A consignment gallery accepted works from artists or collectors. Wishart determined prices by doing Internet research. If there was a sale, she kept half the money.
The pieces on display at the Provenance revealed a curator of eclectic taste. Wishart chose works she liked, seemingly regardless of category. There were lithographs, etchings, watercolors, European paintings, modern sculpture, and American folk art.
Although she was relatively new to the community, she fit right in with the half-dozen ladies of the town who were at the heart of the city's cultural scene.
She even hosted monthly get-togethers, serving drinks and dinner for the ladies right there in her gallery, where the gals would gossip, talk about their lives, and exchange recipes. There was always candlelight, and Wishart prepared the meal right there in her kitchenette.
According to Kathryn Shea, one of the women, Wishart seldom led the conversation, but she did act as moderator. She took particular delight in the group's lampooning of then–commander in chief, President Bush.
Fottler told the
Herald-Tribune,
“I never heard her be critical of anyone. Some of us are not like that. She would always try to find a way to resolve an issue, or to see it from a different perspective.”
Less than a month after opening her own art gallery, Wishart learned that she was battling breast cancer. She told the ladies over dinner.
“I'm going to beat it,” she said at the time, and she did.
During her chemotherapy treatments her friends pitched in, giving her rides to and from the doctors, and keeping the gallery open when she was too weak to work.
Her hair, naturally brown, fell out. She bought a red wig, and then purchased clothes to go with it.

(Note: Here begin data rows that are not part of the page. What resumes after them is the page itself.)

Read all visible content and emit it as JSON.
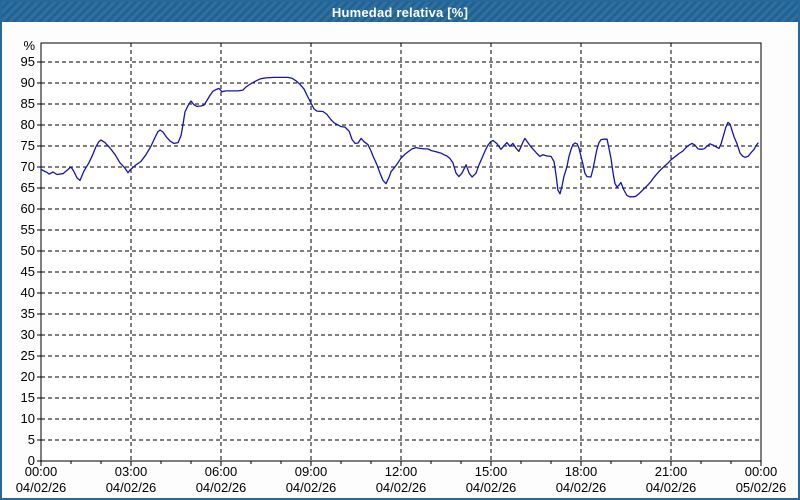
{
  "window": {
    "title": "Humedad relativa [%]",
    "titlebar_color": "#24689c",
    "border_color": "#24689c",
    "background": "#fdfdfd"
  },
  "chart_data": {
    "type": "line",
    "title": "Humedad relativa [%]",
    "ylabel": "%",
    "xlabel": "",
    "grid": "dashed",
    "legend_position": "none",
    "line_color": "#1414b8",
    "axis_color": "#000000",
    "plot_background": "#ffffff",
    "ylim": [
      0,
      99.5
    ],
    "xlim_hours": [
      0,
      24
    ],
    "y_ticks": [
      0,
      5,
      10,
      15,
      20,
      25,
      30,
      35,
      40,
      45,
      50,
      55,
      60,
      65,
      70,
      75,
      80,
      85,
      90,
      95
    ],
    "x_minor_tick_every_hours": 1,
    "x_ticks": [
      {
        "hour": 0,
        "time": "00:00",
        "date": "04/02/26"
      },
      {
        "hour": 3,
        "time": "03:00",
        "date": "04/02/26"
      },
      {
        "hour": 6,
        "time": "06:00",
        "date": "04/02/26"
      },
      {
        "hour": 9,
        "time": "09:00",
        "date": "04/02/26"
      },
      {
        "hour": 12,
        "time": "12:00",
        "date": "04/02/26"
      },
      {
        "hour": 15,
        "time": "15:00",
        "date": "04/02/26"
      },
      {
        "hour": 18,
        "time": "18:00",
        "date": "04/02/26"
      },
      {
        "hour": 21,
        "time": "21:00",
        "date": "04/02/26"
      },
      {
        "hour": 24,
        "time": "00:00",
        "date": "05/02/26"
      }
    ],
    "series": [
      {
        "name": "Humedad relativa",
        "points": [
          [
            0.0,
            69.4
          ],
          [
            0.2,
            68.7
          ],
          [
            0.27,
            68.3
          ],
          [
            0.4,
            68.8
          ],
          [
            0.53,
            68.2
          ],
          [
            0.73,
            68.4
          ],
          [
            0.87,
            69.2
          ],
          [
            1.0,
            70.0
          ],
          [
            1.1,
            68.9
          ],
          [
            1.2,
            67.4
          ],
          [
            1.3,
            66.8
          ],
          [
            1.43,
            69.0
          ],
          [
            1.6,
            71.0
          ],
          [
            1.73,
            73.0
          ],
          [
            1.83,
            74.8
          ],
          [
            1.93,
            76.0
          ],
          [
            2.0,
            76.4
          ],
          [
            2.13,
            75.8
          ],
          [
            2.3,
            74.5
          ],
          [
            2.47,
            72.9
          ],
          [
            2.63,
            71.0
          ],
          [
            2.8,
            69.7
          ],
          [
            2.9,
            68.6
          ],
          [
            2.97,
            69.3
          ],
          [
            3.17,
            70.5
          ],
          [
            3.33,
            71.3
          ],
          [
            3.5,
            72.9
          ],
          [
            3.67,
            75.0
          ],
          [
            3.8,
            77.0
          ],
          [
            3.9,
            78.4
          ],
          [
            3.97,
            78.8
          ],
          [
            4.07,
            78.3
          ],
          [
            4.17,
            77.2
          ],
          [
            4.3,
            76.2
          ],
          [
            4.43,
            75.6
          ],
          [
            4.57,
            75.8
          ],
          [
            4.67,
            77.5
          ],
          [
            4.73,
            80.0
          ],
          [
            4.8,
            83.1
          ],
          [
            4.9,
            84.6
          ],
          [
            5.0,
            85.7
          ],
          [
            5.1,
            84.8
          ],
          [
            5.2,
            84.4
          ],
          [
            5.33,
            84.5
          ],
          [
            5.43,
            84.7
          ],
          [
            5.53,
            85.8
          ],
          [
            5.63,
            87.0
          ],
          [
            5.73,
            88.0
          ],
          [
            5.83,
            88.4
          ],
          [
            5.93,
            88.7
          ],
          [
            6.03,
            87.9
          ],
          [
            6.17,
            88.1
          ],
          [
            6.37,
            88.1
          ],
          [
            6.57,
            88.1
          ],
          [
            6.73,
            88.3
          ],
          [
            6.83,
            89.0
          ],
          [
            6.93,
            89.5
          ],
          [
            7.07,
            90.1
          ],
          [
            7.2,
            90.6
          ],
          [
            7.33,
            91.0
          ],
          [
            7.5,
            91.2
          ],
          [
            7.77,
            91.3
          ],
          [
            8.0,
            91.3
          ],
          [
            8.23,
            91.3
          ],
          [
            8.37,
            91.1
          ],
          [
            8.5,
            90.5
          ],
          [
            8.63,
            89.7
          ],
          [
            8.77,
            88.5
          ],
          [
            8.87,
            87.0
          ],
          [
            9.0,
            85.2
          ],
          [
            9.1,
            83.8
          ],
          [
            9.2,
            83.3
          ],
          [
            9.4,
            83.2
          ],
          [
            9.53,
            82.5
          ],
          [
            9.67,
            81.2
          ],
          [
            9.77,
            80.5
          ],
          [
            9.9,
            80.0
          ],
          [
            10.0,
            79.6
          ],
          [
            10.13,
            79.5
          ],
          [
            10.27,
            78.5
          ],
          [
            10.37,
            76.5
          ],
          [
            10.47,
            75.6
          ],
          [
            10.57,
            75.7
          ],
          [
            10.67,
            76.8
          ],
          [
            10.77,
            76.0
          ],
          [
            10.9,
            75.3
          ],
          [
            11.0,
            73.8
          ],
          [
            11.07,
            72.5
          ],
          [
            11.2,
            70.5
          ],
          [
            11.3,
            68.5
          ],
          [
            11.4,
            66.8
          ],
          [
            11.5,
            66.0
          ],
          [
            11.6,
            67.5
          ],
          [
            11.67,
            68.9
          ],
          [
            11.8,
            70.0
          ],
          [
            11.9,
            71.0
          ],
          [
            12.0,
            72.1
          ],
          [
            12.13,
            73.0
          ],
          [
            12.27,
            73.8
          ],
          [
            12.37,
            74.3
          ],
          [
            12.5,
            74.6
          ],
          [
            12.63,
            74.4
          ],
          [
            12.77,
            74.3
          ],
          [
            12.9,
            74.3
          ],
          [
            13.0,
            73.9
          ],
          [
            13.17,
            73.6
          ],
          [
            13.33,
            73.3
          ],
          [
            13.43,
            72.9
          ],
          [
            13.53,
            72.6
          ],
          [
            13.63,
            72.0
          ],
          [
            13.73,
            71.0
          ],
          [
            13.83,
            68.6
          ],
          [
            13.93,
            67.7
          ],
          [
            14.03,
            68.5
          ],
          [
            14.17,
            70.5
          ],
          [
            14.27,
            68.5
          ],
          [
            14.37,
            67.6
          ],
          [
            14.5,
            68.5
          ],
          [
            14.6,
            70.5
          ],
          [
            14.7,
            72.1
          ],
          [
            14.8,
            73.8
          ],
          [
            14.9,
            75.2
          ],
          [
            15.0,
            76.1
          ],
          [
            15.07,
            76.3
          ],
          [
            15.2,
            75.5
          ],
          [
            15.33,
            74.2
          ],
          [
            15.43,
            75.0
          ],
          [
            15.53,
            75.8
          ],
          [
            15.63,
            74.9
          ],
          [
            15.73,
            75.6
          ],
          [
            15.83,
            74.5
          ],
          [
            15.93,
            73.7
          ],
          [
            16.0,
            74.8
          ],
          [
            16.07,
            76.0
          ],
          [
            16.13,
            76.8
          ],
          [
            16.23,
            75.8
          ],
          [
            16.33,
            74.8
          ],
          [
            16.43,
            74.0
          ],
          [
            16.53,
            73.2
          ],
          [
            16.63,
            72.5
          ],
          [
            16.73,
            72.9
          ],
          [
            16.87,
            72.6
          ],
          [
            17.0,
            72.5
          ],
          [
            17.1,
            71.3
          ],
          [
            17.17,
            68.0
          ],
          [
            17.23,
            64.5
          ],
          [
            17.3,
            63.6
          ],
          [
            17.37,
            65.5
          ],
          [
            17.43,
            67.7
          ],
          [
            17.53,
            70.0
          ],
          [
            17.6,
            72.5
          ],
          [
            17.67,
            74.2
          ],
          [
            17.73,
            75.3
          ],
          [
            17.8,
            75.7
          ],
          [
            17.87,
            75.5
          ],
          [
            17.93,
            74.5
          ],
          [
            18.0,
            72.5
          ],
          [
            18.07,
            70.5
          ],
          [
            18.13,
            68.5
          ],
          [
            18.2,
            67.7
          ],
          [
            18.33,
            67.6
          ],
          [
            18.4,
            69.5
          ],
          [
            18.47,
            72.0
          ],
          [
            18.53,
            74.2
          ],
          [
            18.6,
            75.8
          ],
          [
            18.67,
            76.5
          ],
          [
            18.77,
            76.6
          ],
          [
            18.87,
            76.6
          ],
          [
            18.93,
            74.5
          ],
          [
            19.0,
            72.0
          ],
          [
            19.07,
            68.5
          ],
          [
            19.13,
            66.1
          ],
          [
            19.2,
            65.2
          ],
          [
            19.27,
            65.7
          ],
          [
            19.33,
            66.3
          ],
          [
            19.43,
            64.5
          ],
          [
            19.53,
            63.2
          ],
          [
            19.63,
            62.9
          ],
          [
            19.73,
            62.9
          ],
          [
            19.83,
            63.0
          ],
          [
            19.93,
            63.6
          ],
          [
            20.03,
            64.3
          ],
          [
            20.13,
            65.0
          ],
          [
            20.23,
            65.7
          ],
          [
            20.33,
            66.5
          ],
          [
            20.43,
            67.5
          ],
          [
            20.5,
            68.1
          ],
          [
            20.6,
            68.9
          ],
          [
            20.7,
            69.6
          ],
          [
            20.8,
            70.3
          ],
          [
            20.9,
            70.9
          ],
          [
            21.0,
            71.7
          ],
          [
            21.13,
            72.4
          ],
          [
            21.27,
            73.2
          ],
          [
            21.4,
            73.8
          ],
          [
            21.5,
            74.6
          ],
          [
            21.6,
            75.2
          ],
          [
            21.7,
            75.6
          ],
          [
            21.8,
            75.2
          ],
          [
            21.9,
            74.3
          ],
          [
            22.0,
            74.2
          ],
          [
            22.1,
            74.3
          ],
          [
            22.2,
            74.9
          ],
          [
            22.3,
            75.5
          ],
          [
            22.4,
            75.2
          ],
          [
            22.5,
            74.8
          ],
          [
            22.6,
            74.4
          ],
          [
            22.67,
            75.5
          ],
          [
            22.77,
            78.0
          ],
          [
            22.83,
            79.5
          ],
          [
            22.9,
            80.6
          ],
          [
            22.97,
            80.2
          ],
          [
            23.03,
            78.8
          ],
          [
            23.1,
            77.2
          ],
          [
            23.2,
            75.5
          ],
          [
            23.3,
            73.3
          ],
          [
            23.4,
            72.5
          ],
          [
            23.47,
            72.3
          ],
          [
            23.57,
            72.5
          ],
          [
            23.67,
            73.4
          ],
          [
            23.77,
            74.2
          ],
          [
            23.83,
            75.0
          ],
          [
            23.9,
            75.7
          ]
        ]
      }
    ]
  }
}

When people told her how good she looked, she would reply, “You should see me in the morning. I look in the mirror and say, ‘My God, where did the alien come from?'”
There were times when she was so weak that her friends feared that she wasn't going to make it, and she endured a full year of treatments before she was declared cancer free. Friends recalled that one of the pleasant aspects of her ordeal was that her dark brown hair grew back a beautiful red color after chemotherapy—seemingly in imitation of the wig she'd been wearing.
Of course, a beautician may have been responsible, but the notion that nature had given her red hair to compensate for her ordeal became a part of her story—and she conveniently continued wearing all of the clothes she'd bought to go with her wig.
During one of her monthly dinners, Wishart admitted that the gallery was not turning a profit, nor did Wishart anticipate that it would for its first five years. During the past year she had been trying to expand her business, which she hoped one day to franchise. At the time of the murder, Wishart was preparing for Arts Day. She had spoken on the phone to some of her old friends in Ohio and had expressed her excitement.